As a smaller company, we all have jobs with many different hats. Over the last couple of years, I’ve been able to finally understand at least two of the mindsets within our development team. These two mindsets are almost like different hats. I call them development and engineering and here’s how I see the two mindsets coming together during this project.
We wanted to move from a complicated scale out process to something simpler. Currently we have a language identification tool supplied as a feature of a bigger data manager. The language identification is in essence a library that is not separable from the data manager. Thus, getting the language of a document requires interaction with the data manager. If we wanted to make this simpler, we have to ask a question: Is it possible to identify language outside of the data manager? Of course this answer is “surely, it must be possible,” but as a small business, we can’t just know it’s possible out in the world, it has to be possible for our skill sets and has to be something we can afford to spend the time on to make it work.
This first task we like to call feasibility. It combines a little bit of engineering and a little bit of development to search for answers. The engineering mindset has to look for something that would work here — with our platform and our constraints. The developer mindset has to know the code can be manipulated for our needs. This may be through simple process control or through modification to tailor towards the way things work now. The results of this search is often captured in a document format based on SCQA that we call the SCPA. Our difference is that we fell the question is often self evident and we present a proposal to the situation and complication along with alternatives if we can find them.
If we move forward with the SCPA, the developer’s next job is to get something working. This often acts like a proof of concept. Our newer developers always feel very proud when they complete this stage. This is often what the idealized version of development looks like in our dreams.
If the results of getting something working confirm the assertions in the SCPA, we’ll take the next step which makes the developer return to their engineering mindset. They have to start thinking about operational issues. How fast is it? How big is it? What’s likely to break? How will we know if it is working correctly? We answer many of the questions through functional testing and unit testing, but it’s hard to answer some of the other questions without running the software in the real world or something that gets really close to approximating the real world (this is way harder than it sounds).

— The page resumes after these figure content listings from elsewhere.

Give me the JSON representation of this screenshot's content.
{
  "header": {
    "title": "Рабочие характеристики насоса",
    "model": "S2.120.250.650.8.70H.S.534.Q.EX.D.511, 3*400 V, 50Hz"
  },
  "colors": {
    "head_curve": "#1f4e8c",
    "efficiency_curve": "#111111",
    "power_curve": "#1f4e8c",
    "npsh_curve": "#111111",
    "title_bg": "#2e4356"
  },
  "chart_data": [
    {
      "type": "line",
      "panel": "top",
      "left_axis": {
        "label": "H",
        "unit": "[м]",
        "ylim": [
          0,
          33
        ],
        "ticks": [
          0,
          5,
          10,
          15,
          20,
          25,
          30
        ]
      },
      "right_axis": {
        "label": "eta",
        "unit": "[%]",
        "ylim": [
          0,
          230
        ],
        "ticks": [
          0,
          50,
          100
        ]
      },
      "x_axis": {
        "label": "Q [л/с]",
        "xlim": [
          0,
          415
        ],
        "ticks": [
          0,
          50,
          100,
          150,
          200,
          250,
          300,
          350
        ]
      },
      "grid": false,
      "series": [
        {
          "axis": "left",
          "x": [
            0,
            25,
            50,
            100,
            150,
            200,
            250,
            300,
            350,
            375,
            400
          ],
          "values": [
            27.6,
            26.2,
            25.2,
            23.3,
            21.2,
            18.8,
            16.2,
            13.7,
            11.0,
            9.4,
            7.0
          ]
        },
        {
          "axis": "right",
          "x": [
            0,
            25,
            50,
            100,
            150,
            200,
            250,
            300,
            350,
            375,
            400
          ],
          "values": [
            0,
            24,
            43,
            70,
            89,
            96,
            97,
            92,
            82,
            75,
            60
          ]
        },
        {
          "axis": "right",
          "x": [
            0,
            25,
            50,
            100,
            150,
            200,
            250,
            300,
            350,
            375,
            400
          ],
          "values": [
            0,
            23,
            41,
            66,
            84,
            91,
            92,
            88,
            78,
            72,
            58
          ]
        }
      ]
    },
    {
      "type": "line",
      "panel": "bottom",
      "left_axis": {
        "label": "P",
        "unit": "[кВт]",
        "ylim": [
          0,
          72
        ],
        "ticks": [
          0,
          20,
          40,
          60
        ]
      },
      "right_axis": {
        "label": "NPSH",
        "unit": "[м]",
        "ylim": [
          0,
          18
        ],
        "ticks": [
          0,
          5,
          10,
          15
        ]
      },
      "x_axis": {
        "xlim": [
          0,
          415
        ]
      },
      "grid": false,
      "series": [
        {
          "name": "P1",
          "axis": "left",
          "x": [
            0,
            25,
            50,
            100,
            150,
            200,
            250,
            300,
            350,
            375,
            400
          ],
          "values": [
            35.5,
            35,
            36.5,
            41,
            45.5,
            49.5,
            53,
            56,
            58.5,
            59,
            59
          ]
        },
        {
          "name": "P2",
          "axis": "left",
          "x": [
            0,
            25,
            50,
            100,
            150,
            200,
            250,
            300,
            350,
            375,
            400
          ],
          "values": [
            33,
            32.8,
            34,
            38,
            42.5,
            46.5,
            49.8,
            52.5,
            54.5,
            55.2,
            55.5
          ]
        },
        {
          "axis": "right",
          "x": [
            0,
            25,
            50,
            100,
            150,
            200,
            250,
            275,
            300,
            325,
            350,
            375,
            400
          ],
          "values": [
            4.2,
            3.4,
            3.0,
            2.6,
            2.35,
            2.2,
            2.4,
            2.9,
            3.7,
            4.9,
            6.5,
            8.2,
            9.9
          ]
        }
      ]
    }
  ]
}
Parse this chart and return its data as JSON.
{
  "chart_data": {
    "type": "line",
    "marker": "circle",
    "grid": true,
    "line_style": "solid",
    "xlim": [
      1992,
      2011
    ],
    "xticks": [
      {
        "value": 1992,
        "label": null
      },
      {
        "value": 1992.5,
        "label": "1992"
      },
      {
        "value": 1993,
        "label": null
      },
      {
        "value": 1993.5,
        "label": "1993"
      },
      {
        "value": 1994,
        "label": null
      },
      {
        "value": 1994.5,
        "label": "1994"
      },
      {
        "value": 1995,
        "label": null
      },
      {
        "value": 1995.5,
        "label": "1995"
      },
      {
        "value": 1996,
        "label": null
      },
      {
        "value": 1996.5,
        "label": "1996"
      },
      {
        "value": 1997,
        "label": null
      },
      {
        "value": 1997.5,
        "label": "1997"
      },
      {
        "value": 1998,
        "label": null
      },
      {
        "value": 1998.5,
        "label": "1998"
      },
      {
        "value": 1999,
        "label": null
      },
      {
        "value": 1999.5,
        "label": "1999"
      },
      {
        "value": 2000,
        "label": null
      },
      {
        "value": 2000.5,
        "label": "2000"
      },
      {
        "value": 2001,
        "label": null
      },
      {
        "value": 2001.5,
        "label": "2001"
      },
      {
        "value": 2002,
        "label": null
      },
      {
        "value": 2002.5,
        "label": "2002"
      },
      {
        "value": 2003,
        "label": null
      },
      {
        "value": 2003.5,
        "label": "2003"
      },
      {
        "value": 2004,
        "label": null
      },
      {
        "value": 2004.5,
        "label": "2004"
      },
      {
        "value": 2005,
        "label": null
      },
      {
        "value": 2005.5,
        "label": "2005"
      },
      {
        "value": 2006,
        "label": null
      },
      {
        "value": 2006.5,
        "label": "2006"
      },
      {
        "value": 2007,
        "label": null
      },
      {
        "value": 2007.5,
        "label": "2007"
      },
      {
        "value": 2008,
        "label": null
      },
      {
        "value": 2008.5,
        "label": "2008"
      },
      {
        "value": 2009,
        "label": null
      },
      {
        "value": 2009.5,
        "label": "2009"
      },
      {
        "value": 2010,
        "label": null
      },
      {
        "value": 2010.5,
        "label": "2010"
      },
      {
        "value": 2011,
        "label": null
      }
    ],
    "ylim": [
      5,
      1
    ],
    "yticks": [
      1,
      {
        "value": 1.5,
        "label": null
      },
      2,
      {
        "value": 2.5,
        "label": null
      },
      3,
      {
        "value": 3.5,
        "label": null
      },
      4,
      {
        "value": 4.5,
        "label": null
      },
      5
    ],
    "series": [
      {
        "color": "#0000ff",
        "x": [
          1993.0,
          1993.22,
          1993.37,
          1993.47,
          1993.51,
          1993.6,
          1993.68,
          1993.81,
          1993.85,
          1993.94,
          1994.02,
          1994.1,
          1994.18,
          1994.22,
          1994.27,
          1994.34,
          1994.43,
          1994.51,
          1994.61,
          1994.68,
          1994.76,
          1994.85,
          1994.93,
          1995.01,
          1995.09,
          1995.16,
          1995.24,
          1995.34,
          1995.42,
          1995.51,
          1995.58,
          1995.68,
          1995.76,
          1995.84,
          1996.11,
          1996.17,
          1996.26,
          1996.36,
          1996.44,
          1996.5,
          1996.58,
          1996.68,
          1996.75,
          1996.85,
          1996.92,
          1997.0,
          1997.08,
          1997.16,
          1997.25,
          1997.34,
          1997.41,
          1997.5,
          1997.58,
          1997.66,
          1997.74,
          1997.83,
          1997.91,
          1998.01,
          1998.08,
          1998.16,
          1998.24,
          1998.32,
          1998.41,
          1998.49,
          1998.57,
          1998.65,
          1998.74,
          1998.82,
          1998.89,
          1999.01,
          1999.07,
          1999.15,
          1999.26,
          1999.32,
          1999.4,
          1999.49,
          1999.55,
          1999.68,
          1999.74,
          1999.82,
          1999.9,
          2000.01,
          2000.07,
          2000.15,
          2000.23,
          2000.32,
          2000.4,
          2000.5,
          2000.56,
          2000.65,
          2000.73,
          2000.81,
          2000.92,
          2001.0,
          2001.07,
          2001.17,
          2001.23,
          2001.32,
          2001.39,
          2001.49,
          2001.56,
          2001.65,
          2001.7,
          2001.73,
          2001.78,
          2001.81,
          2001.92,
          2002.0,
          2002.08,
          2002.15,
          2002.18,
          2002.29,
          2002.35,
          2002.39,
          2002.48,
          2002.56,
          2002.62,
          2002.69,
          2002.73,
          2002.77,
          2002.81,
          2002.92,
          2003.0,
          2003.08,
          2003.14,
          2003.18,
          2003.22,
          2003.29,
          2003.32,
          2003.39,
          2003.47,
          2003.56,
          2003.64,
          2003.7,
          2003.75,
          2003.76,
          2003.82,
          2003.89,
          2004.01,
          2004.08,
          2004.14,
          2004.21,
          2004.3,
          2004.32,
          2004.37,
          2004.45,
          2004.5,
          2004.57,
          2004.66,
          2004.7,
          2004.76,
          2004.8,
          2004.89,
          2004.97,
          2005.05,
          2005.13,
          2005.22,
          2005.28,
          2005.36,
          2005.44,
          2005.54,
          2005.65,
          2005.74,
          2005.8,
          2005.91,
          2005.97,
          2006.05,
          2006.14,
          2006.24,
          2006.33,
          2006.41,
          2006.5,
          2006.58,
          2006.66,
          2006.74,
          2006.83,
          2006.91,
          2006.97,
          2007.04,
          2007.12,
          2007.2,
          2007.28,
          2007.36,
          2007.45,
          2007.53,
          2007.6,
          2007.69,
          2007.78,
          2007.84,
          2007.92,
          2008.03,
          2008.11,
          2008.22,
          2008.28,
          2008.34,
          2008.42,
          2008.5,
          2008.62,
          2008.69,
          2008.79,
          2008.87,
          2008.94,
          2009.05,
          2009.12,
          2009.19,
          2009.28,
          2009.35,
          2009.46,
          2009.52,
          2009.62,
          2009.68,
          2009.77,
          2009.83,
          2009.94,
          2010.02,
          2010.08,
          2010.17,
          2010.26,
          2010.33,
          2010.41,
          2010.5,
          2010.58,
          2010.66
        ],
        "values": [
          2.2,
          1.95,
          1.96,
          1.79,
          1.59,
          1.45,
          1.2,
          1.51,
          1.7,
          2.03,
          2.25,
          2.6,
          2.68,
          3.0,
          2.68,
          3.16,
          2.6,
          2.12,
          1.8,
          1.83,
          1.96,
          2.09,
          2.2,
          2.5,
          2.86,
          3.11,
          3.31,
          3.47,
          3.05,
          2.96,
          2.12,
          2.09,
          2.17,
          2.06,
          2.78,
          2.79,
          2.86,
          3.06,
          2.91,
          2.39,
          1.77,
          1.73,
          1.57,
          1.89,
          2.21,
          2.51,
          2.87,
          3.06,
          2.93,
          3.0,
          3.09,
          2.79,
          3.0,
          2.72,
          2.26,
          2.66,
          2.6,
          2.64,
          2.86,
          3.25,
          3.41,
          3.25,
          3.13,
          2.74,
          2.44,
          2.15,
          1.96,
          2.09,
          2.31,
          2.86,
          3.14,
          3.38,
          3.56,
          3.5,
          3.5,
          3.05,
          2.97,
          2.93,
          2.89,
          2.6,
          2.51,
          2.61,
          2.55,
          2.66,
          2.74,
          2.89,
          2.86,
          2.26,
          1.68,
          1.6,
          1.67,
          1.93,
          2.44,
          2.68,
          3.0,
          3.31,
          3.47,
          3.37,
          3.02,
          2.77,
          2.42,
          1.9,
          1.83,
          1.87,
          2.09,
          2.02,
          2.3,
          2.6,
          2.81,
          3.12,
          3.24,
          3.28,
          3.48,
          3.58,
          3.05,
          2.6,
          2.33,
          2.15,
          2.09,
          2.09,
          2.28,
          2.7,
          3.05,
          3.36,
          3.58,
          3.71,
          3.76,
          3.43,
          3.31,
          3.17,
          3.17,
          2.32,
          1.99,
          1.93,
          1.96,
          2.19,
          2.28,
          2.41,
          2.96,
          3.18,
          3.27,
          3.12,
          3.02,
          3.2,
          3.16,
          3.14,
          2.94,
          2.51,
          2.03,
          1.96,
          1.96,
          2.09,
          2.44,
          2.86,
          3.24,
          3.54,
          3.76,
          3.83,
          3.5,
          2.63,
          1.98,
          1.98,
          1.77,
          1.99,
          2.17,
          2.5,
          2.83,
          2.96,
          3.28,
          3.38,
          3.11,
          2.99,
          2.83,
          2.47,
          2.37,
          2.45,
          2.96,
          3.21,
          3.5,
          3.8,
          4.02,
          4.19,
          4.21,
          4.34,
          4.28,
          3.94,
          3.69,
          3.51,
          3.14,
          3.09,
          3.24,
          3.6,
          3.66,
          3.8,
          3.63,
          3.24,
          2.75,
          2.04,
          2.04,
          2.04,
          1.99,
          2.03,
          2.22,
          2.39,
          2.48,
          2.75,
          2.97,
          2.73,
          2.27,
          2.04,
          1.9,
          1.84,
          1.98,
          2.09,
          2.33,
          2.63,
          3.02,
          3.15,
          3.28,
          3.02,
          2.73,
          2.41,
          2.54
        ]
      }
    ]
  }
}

While working on the language identifier, I was happy to see it working. I worked with the Product Manager to complete acceptance testing — in this case, did it give us the right answers? We set up a list of over 20K documents that we knew the language for and began the testing. The tests seem to be taking a long time, but I had plenty of other stuff to do so it was ok to let them run. I bundled up the results and passed it to the Product Manager so the analysis could begin, but I had to go back and address the speed issues. Again, the engineering and development mindset have to work in concert. I collaborated with my team and collected a lot of good advice including doing the smallest things possible to get acceptable speed without having to drift towards thread management and spawning. We all agreed that loading the language model for every document was a lot of overhead and if we could load it once and run many documents through the same process we should see an appreciable improvement. If this wasn’t going to be enough, then go back and revisit threading or multiprocessing options.
The original code was invoked by letting the OS pass the files into one at a time. This of course means reloading the very large model each time the script was invoked.
$ for D in ../corpus/docs/9/*body; do argot.py -d $D -o ~/out; done real 44m12.313s user 40m35.763s sys 3m21.840s
The revision handles the OS work within the code and loads the model only once. The results were astonishing.
$ argot.py -p ../corpus/docs/9/ -o ~/out real 0m10.558s user 0m10.272s sys 0m0.265s
This is the same set of documents
$ ls -1 ../corpus/docs/9/*body | wc -l 2095
We went from 44m12s to 10s. These details are critical to our operations and they combine development and engineering mindset to get the best results.